My Intellectual life seems to have gone in a long hibernation. Much to my dislike it seems like its goin to be tht way for a long time to come . I seem to be undergoing a subtle change from what i was to wht i m and to the predicted future. Seems like delhi and the hopitality environ in which i m working in is twisting me in a way tht doesnt seem very apparent on the surface but has deeper repercussion at a deeper level. These days i m living quite an on-the-edge lifestyle with everynight partying and tht sorta thing. It has become an ever pressing agenda of taking control of my life. Starting off on a tangent it seems like my worklife is not really going at its best i have to realise that i lack the basic leadership qualities or rather the aura of a leader which makes comrades follow you. I think i need sum deep intuitional insight to make me overcome this problem, yeilding to others cud be a possible reason. I want to act like a stuck up bastard and hold my ground but everytime i think of doing so i dont know if my stand is reasonable or about the things which i am set to loose .. its frustrating .....
more over i have lost my eye for the keen observations which i had once been proud of . it seems by the passing day i m turing into a superficial person whose only concerns are impressing ppl. and getting things done his way even if it means selling ur soul.
i dont know wht things i believe in anymore. wonder ever so often if i have any principles in life by which i'd stand thru thick and thin..... i wonder so often where i have lost myself ???

6 comments:

Radhika Mohandas said...

don't blame you. Sometimes I feel like an attention-seeking jackass too. It's more like, all the time. Trying to prove myself right and all, and saying something so witty people'll be asking for my autograph, geddit?
I wouldn't dare advise you on this, it'll be hypocritical, but I promise you, if I find a solution, I'll pass the secret.
Welcome back, after an eternity.

Anonymous said...

Yeah Right!It has been very long !!! Hibernation, doesn't seem like that 'cause you've been partyin', livin away from your parents independently .Isn't that what you WANTed??
About your leadership qualities..hmmm.. Believe in yourself..i know that it sounds very philosophical,atleast it is better than not believing.
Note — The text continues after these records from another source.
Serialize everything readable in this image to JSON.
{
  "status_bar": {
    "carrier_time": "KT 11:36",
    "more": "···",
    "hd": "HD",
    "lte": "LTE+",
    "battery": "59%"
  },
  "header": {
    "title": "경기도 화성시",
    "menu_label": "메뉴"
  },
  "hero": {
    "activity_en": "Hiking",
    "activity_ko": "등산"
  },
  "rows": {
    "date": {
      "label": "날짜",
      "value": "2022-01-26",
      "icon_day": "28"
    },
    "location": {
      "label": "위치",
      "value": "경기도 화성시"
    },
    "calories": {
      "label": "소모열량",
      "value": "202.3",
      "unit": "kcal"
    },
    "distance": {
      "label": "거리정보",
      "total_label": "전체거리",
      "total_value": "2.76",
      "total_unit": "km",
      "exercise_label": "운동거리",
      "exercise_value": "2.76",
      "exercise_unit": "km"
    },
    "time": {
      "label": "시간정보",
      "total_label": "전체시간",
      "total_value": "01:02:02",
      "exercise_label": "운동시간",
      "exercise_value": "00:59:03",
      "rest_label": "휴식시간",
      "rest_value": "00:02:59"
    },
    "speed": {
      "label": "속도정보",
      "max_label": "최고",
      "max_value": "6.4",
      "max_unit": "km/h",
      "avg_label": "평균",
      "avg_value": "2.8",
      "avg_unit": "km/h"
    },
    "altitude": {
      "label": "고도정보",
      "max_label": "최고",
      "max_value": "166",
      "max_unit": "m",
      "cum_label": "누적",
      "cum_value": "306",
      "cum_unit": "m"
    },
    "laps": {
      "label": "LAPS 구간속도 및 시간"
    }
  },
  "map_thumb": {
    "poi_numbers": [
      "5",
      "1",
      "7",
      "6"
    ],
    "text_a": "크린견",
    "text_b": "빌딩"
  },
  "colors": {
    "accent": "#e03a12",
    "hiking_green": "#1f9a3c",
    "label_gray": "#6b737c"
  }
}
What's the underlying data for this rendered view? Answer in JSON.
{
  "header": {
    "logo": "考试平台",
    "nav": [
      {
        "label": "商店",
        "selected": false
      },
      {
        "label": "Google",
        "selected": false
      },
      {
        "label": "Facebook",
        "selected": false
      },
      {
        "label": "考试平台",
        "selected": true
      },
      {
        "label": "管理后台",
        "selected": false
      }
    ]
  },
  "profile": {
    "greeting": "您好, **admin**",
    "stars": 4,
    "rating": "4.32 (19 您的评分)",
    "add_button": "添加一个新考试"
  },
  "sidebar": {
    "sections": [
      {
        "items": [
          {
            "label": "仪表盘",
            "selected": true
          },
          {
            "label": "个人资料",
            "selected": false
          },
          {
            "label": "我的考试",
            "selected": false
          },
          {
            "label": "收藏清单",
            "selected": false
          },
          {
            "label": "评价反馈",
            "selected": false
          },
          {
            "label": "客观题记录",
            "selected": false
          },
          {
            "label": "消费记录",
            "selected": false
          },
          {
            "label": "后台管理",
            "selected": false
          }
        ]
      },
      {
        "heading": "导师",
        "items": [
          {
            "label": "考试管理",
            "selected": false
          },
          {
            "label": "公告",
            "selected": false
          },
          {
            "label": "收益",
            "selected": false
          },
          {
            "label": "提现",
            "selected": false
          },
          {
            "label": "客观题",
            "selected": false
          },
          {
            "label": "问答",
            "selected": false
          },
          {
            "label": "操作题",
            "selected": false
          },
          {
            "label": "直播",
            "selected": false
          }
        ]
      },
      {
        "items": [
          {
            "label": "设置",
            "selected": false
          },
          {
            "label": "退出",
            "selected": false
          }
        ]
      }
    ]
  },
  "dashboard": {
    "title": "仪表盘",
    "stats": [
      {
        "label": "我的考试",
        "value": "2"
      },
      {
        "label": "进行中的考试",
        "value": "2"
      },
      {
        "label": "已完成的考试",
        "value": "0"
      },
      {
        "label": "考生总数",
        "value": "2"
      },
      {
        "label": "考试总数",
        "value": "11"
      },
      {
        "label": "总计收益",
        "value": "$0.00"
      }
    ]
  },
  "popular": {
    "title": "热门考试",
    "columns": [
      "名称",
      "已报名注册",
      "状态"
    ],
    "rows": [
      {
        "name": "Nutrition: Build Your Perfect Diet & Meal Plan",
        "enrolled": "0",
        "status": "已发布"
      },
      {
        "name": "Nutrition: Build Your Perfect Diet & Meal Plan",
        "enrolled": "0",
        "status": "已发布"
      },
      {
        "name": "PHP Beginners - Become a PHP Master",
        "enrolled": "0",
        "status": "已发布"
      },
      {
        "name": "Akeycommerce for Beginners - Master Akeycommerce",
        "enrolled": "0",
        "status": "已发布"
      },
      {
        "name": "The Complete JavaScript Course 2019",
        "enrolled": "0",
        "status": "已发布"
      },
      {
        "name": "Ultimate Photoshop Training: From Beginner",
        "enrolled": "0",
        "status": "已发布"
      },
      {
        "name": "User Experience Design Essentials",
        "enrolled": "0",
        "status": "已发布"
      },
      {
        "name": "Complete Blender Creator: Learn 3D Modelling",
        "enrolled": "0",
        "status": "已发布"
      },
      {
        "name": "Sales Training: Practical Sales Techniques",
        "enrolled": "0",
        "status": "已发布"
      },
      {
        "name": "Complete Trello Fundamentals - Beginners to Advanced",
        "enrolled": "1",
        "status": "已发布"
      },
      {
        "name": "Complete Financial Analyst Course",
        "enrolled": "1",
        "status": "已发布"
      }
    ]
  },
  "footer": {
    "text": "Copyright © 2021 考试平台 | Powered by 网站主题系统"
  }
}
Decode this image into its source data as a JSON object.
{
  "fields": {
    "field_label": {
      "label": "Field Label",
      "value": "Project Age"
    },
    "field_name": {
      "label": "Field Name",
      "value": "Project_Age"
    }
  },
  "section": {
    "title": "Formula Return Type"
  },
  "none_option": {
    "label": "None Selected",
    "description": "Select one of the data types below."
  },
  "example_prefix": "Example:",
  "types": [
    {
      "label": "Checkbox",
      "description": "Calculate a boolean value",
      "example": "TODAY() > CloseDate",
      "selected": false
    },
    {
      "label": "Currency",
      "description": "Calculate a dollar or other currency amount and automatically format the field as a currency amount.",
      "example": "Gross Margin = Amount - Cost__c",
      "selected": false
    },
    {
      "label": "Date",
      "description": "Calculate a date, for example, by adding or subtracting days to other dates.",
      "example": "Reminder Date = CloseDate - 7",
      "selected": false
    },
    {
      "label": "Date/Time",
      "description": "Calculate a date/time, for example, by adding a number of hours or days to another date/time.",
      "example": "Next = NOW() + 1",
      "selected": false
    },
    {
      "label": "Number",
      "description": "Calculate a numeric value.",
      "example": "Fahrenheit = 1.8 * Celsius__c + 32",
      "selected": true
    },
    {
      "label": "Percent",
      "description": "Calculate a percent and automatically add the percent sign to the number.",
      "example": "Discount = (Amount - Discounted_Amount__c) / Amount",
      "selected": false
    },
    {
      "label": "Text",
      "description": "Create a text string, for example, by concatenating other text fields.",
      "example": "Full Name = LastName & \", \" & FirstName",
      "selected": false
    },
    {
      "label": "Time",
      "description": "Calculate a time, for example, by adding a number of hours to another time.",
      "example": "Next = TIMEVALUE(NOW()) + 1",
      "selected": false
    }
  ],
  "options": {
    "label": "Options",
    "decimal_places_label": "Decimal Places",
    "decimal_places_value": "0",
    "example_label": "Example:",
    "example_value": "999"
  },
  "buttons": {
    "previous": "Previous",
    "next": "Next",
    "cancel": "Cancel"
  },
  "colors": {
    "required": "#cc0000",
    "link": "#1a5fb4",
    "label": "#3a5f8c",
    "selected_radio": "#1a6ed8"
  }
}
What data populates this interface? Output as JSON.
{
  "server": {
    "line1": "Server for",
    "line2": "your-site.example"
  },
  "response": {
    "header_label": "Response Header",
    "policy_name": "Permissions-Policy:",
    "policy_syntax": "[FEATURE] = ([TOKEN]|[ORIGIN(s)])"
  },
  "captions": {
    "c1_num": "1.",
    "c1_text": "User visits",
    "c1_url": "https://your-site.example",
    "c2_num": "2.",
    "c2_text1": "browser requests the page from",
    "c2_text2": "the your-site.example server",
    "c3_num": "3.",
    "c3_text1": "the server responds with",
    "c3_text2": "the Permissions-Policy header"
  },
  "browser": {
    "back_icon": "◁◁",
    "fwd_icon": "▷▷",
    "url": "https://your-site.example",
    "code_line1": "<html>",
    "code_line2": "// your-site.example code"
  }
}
I can tell you from my experience that we lose because we NEEDed to lose.Jus' a process of Realisation.Then ,about principles,its good that you don't have any thats because they too let you down !!
The question put forth is of great discovery as you now know WHO YOU ARE...

Unknown said...

the interesting part is u know who u are when u realise tht there is sumthing u believe in or its sumthing u stumble upon and seems unmovable ....
tho tht is not the case i cant figure out wht i believe in....
leadership qualities are a different matter i m not the sort of person who wants to influence ppl as a matter of nature .. but tht is exactly wht is expected of me in my job ...
about the life away from parents ... its not human nature to be satisfied with wht one has ... u are always yearning for more ....

Unknown said...

you can change yourself and adapt to a new environment, but deep down inside, your identity, your principles will always keep prickling you. And when the time comes, heed them, for they will show you your path.

that said, don't worry too much. You're enjoying yourself, that is all that matters!

Xorkes said...

So hz delhi for the bbay boy?

That Woman said...

can you just come back and start writing again?